L'Explication Prémisse
Cet article signifie que lorsqu’un enfant est conçu grâce à une assistance médicale à la procréation impliquant un donneur tiers (par exemple don de sperme ou d’ovocytes), le donneur ne peut pas être reconnu légalement comme parent de cet enfant : aucun lien de filiation ne peut être établi entre eux. De plus, on ne peut pas poursuivre le donneur en responsabilité civile à propos de cet enfant (pas de demande de pension alimentaire, pas de recours pour reconnaissance de paternité/maternité, etc.). L’objectif est d’assurer la sécurité juridique pour la famille d’intention et pour le donneur.
Exemple concret : Sophie et Julien ont eu un enfant grâce à un don de sperme.
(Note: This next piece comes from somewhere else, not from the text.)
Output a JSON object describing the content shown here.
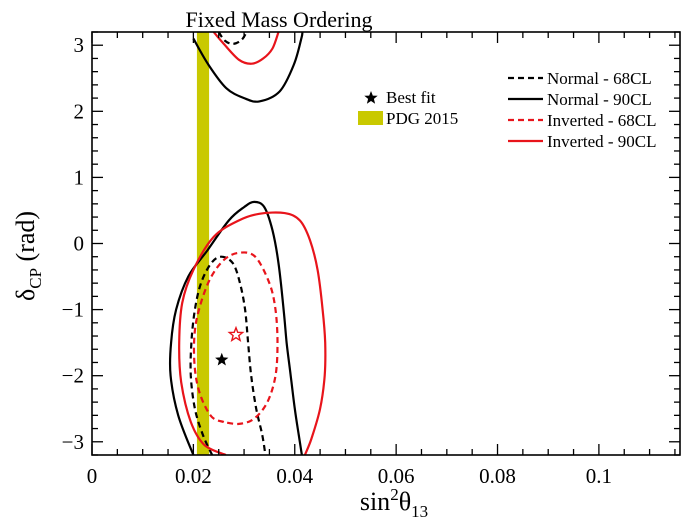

L’homme qui a fourni le sperme ne pourra jamais être déclaré père de l’enfant et ne pourra pas être condamné à payer une pension alimentaire ni être poursuivi pour être reconnu comme parent ; l’autorité parentale et les obligations parentales appartiennent uniquement à Sophie et Julien (ou aux parents légaux).
- Champ d’application : concerne l’assistance médicale à la procréation impliquant un donneur tiers (sperme, ovocytes, etc.).
- Absence de filiation : il est interdit d’établir un lien de filiation entre le donneur et l’enfant issu de cette assistance.
- Interdiction d’actions en responsabilité : aucune action civile ne peut être intentée contre le donneur en lien avec l’enfant (p. ex. demandes de pension, actions en reconnaissance de paternité/maternité).
- Sécurité juridique : mesure destinée à protéger à la fois le donneur et les parents d’intention en évitant des contestations postérieures.
- Effet absolu : l’interdiction vaut même si le donneur souhaite ultérieurement être reconnu ; la filiation ne peut pas être créée judiciairement à son égard.